托勒克笑够了,才擦了擦眼角并不存在的泪水,站直身体。他脸上的笑容还在,但眼神里多了几分认真,还有那种熟悉的、让人火大的挖苦:
“咋的,觉得不公平啊?委屈啊?”
他踱步到巴顿面前,低头看着这个,壮实男孩——托勒克作为亚雌,身高在虫族中算是中等,算是娇小,但如果和人类比1米8出头的身高,还是相当高挑的,更别说孩子是5岁的孩子了。
“那我问问你,”托勒克的声音不高,却清晰传到每个人耳朵里,“你们挑战的时候,是不是也专门挑那些被你们属性、能力克制的甲班学员打?是不是也抱着‘用最小代价获取胜利’的心思?”
巴顿张了张嘴,没说出话。
“是,对吧?”托勒克替他说了,然后转身,目光扫过所有人,“那甲班所做的,不就是反过来,为你们‘精心挑选’了一个克制你们的对手吗?只不过他们是事后挑选,而你们是事前挑选——本质上,有区别吗?”

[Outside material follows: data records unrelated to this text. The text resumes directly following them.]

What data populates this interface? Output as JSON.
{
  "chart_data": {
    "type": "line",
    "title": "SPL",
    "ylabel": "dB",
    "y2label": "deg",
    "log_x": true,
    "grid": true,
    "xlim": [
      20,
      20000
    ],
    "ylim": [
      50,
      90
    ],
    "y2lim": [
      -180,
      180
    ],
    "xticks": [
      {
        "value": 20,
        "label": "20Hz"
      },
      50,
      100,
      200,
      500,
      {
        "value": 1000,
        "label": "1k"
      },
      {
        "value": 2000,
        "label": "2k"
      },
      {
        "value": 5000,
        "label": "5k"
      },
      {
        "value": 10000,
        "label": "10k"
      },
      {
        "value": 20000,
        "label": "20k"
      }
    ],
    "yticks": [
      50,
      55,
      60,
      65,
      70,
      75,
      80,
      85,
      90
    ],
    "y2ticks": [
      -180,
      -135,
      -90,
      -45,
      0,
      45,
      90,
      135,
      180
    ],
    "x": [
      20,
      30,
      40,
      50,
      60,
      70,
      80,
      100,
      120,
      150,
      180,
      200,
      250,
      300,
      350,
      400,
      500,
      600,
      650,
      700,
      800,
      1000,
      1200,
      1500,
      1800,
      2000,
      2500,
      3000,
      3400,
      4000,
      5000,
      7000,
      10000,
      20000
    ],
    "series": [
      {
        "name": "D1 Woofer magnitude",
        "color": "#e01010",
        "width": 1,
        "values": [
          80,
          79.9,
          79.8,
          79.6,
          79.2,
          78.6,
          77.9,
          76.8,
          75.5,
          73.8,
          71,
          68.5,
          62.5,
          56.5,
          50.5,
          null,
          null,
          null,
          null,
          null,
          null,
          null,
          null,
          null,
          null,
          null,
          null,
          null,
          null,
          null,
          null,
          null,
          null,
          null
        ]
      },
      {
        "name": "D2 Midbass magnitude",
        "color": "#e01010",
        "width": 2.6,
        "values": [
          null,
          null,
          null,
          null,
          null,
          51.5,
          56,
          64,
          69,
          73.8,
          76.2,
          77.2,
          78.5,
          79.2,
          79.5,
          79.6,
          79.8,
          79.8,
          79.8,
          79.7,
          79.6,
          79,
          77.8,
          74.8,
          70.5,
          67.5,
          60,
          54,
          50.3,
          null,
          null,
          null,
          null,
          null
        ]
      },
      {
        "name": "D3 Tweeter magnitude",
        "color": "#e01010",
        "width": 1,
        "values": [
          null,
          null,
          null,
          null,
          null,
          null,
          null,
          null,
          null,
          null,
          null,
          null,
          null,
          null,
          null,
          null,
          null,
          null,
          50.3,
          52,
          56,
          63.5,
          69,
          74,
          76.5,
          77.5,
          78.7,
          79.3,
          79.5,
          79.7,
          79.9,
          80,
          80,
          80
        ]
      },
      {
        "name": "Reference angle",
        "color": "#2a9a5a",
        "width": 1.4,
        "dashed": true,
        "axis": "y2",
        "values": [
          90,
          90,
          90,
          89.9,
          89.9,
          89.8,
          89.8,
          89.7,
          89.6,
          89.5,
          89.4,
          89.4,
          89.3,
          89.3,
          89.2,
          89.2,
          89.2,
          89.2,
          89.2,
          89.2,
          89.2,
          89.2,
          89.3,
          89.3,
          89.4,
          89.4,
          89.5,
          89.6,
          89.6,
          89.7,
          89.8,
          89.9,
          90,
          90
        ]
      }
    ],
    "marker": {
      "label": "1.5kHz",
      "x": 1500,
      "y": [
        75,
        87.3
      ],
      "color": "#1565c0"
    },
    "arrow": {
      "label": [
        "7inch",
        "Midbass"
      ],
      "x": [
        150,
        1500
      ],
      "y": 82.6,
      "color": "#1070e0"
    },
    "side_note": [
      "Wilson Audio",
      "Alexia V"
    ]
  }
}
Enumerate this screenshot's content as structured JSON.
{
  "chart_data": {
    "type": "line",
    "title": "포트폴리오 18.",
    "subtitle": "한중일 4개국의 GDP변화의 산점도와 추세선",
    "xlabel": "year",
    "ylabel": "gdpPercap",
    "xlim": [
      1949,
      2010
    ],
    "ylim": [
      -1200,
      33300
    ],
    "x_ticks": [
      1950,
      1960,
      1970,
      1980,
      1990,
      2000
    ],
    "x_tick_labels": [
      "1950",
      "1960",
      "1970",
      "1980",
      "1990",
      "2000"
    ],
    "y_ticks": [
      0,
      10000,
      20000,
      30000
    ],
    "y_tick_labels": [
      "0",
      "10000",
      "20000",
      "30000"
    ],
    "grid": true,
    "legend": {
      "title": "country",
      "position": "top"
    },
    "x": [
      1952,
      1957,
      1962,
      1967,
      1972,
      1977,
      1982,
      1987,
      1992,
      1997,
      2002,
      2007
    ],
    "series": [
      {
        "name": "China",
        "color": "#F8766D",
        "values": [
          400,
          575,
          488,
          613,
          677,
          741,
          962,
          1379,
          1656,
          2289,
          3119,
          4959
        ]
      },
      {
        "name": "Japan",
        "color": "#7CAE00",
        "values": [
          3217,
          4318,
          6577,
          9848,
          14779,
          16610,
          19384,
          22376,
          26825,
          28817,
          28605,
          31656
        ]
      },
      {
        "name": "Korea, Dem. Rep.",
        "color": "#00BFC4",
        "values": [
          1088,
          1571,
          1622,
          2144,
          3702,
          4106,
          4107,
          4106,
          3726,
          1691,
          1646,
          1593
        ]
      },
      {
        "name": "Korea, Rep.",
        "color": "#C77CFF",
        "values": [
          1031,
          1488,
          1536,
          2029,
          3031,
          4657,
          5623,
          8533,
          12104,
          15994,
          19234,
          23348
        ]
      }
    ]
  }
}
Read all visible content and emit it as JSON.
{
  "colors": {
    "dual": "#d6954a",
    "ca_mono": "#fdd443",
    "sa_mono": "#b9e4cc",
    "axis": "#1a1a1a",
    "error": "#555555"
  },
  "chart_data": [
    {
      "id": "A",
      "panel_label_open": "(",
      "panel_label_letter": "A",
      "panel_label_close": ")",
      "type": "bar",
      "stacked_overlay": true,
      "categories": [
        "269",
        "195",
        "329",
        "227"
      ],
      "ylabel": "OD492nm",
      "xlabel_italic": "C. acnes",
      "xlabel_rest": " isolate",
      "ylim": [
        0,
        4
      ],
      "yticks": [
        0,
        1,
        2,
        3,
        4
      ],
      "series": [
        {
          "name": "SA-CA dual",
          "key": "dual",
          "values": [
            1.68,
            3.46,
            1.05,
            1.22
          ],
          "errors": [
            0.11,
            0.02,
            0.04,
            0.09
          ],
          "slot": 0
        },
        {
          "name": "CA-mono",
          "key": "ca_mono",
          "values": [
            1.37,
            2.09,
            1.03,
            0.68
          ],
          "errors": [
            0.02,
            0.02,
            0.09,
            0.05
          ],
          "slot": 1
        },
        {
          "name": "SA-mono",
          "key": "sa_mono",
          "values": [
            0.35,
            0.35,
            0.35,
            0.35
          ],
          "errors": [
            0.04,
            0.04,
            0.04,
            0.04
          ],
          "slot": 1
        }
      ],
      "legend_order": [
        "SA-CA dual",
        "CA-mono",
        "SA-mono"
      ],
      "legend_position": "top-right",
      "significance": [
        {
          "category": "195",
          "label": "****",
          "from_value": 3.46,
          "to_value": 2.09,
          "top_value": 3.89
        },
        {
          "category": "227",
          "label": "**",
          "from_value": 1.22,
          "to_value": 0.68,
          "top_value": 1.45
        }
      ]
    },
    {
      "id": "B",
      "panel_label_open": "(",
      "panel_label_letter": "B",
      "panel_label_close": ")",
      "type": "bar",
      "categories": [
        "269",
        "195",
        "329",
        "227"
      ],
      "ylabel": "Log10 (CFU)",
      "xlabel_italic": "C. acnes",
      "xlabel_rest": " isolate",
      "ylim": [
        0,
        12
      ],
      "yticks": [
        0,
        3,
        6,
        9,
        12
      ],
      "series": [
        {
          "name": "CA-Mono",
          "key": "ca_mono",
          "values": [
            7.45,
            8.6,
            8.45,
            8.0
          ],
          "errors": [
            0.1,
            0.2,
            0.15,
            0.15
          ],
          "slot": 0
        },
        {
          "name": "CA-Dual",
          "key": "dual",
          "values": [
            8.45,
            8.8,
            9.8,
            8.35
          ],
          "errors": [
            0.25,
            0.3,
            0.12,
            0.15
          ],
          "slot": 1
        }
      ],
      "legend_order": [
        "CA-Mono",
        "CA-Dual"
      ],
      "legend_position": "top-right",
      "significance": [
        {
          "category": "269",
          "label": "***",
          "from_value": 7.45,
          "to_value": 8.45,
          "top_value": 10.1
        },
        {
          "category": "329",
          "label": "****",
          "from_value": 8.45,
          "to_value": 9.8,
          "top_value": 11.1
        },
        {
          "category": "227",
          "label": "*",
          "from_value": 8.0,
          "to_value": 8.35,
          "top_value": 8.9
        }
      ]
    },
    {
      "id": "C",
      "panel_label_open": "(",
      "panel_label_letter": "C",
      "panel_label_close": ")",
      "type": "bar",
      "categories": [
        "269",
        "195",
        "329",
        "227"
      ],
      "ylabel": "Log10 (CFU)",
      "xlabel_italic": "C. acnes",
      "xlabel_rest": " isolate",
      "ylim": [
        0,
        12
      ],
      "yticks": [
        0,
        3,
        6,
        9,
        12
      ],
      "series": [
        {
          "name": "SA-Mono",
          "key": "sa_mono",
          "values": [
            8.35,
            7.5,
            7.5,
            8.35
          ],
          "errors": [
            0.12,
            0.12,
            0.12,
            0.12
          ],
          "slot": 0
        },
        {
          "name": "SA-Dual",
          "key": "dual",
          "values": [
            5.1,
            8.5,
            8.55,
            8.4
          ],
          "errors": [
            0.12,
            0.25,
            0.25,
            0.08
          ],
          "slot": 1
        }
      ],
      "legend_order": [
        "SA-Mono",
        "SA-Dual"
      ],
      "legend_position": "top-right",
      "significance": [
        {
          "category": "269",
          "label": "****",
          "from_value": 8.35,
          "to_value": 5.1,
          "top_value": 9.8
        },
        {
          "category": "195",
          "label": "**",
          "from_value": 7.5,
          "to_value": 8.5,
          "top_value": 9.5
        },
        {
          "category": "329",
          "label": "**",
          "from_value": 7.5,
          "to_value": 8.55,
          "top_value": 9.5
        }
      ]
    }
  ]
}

他顿了顿,粉蓝色的眼眸在灯光下闪烁着某种洞察一切的光芒:
“唯一算得上‘不公平’的,可能是连续战斗的消耗。但规则允许被挑战者连续应战,不限次数。如果你们舍得,也可以用车轮战,先派几个人上去消耗某个甲班学员的体力,再派主力收割——理论上,只要你们配合好,用这种方式甚至能把大半甲班成员拉下来。”
托勒克摊了摊手,笑容里带着一丝狡黠:“所以啊,他们不是耍赖,只是……比你们聪明一点,脸皮比你们厚一点,配合比你们默契一点。”
他走回场地中央,背后的蓝粉色虫翼微微舒展了一瞬,又收拢。